The African theologian
Tertullian converts in Carthage
Tertullian is the son of a Roman centurion, trained as a lawyer in the sharp rhetorical tradition of the Roman courts, a man with a mind like a blade and a temper to match. He converts to Christianity in his late thirties, and the conversion does not soften him. It redirects him.
Carthage in the late second century is a sophisticated city — the third most important in the empire, a center of Latin culture and legal training. When Tertullian begins writing as a Christian, he does something no one has done before: he writes Christian theology in polished Latin. Before him, almost all Christian writing is in Greek. He essentially creates the vocabulary of Western Christian theology — words like Trinity, sacrament, satisfaction — by coining Latin terms for Greek concepts.
He is the first person to use the word trinitas. He is the first to articulate clearly that God is three persons in one substance. He writes this not in a calm academic treatise but in the middle of polemical battles on multiple fronts simultaneously — against the Gnostics, against Marcion, against the pagan accusers of the church.
He is also, from the beginning, impossible to manage. He has no patience for compromise or half-measures. His portraits of lapsed Christians — those who recant under persecution and then want to return — are devastating. His portraits of clergy who accommodate to wealth and comfort are withering.
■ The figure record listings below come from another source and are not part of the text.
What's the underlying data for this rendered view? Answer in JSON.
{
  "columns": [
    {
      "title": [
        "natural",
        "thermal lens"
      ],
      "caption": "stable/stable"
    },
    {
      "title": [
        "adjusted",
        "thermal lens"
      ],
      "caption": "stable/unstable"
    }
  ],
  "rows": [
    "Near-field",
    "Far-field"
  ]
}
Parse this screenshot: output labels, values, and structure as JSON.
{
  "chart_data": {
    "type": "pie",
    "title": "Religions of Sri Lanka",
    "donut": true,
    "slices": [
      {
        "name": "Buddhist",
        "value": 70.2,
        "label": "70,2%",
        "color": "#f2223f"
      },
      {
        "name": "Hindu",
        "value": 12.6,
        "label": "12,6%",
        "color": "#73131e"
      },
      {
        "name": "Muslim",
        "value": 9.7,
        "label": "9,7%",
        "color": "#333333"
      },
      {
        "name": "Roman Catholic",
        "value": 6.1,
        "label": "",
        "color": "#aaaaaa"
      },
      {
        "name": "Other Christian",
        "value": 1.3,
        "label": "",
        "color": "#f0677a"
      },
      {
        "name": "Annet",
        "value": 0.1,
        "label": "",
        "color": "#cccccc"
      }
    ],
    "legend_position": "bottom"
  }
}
Eventually he finds even the mainstream church too soft and joins the Montanists — a stricter prophetic movement that emphasized rigorous discipline and continued direct revelation. He spends his last years writing bitter tracts against his former community.
The brilliance and the difficulty were always the same thing.
“What has Athens to do with Jerusalem? What concord is there between the Academy and the Church?”
— Tertullian, Prescription Against Heretics 7, c. 200 AD
“Where is the wise? Where is the scribe? Where is the lawyer of this world? Hasn't God made foolish the wisdom of this world?”
Tertullian's famous question — what has Athens to do with Jerusalem — is often read as anti-intellectual, as if he were rejecting philosophy entirely. He wasn't. He was a highly trained philosopher himself.
He was asking a more precise question: at what point does the church's engagement with the surrounding culture become accommodation to it? At what point does the desire to be intellectually respectable produce a faith that has been sanded down to fit the philosophical assumptions of its age?
It is a question every generation of the church has to answer for itself. Too much Athens and the gospel disappears into the ambient culture. Too little and the church becomes a sealed room that cannot speak to the world outside it.
Where is the line? Tertullian never fully resolved it. Neither has anyone since. But the question is still the right one.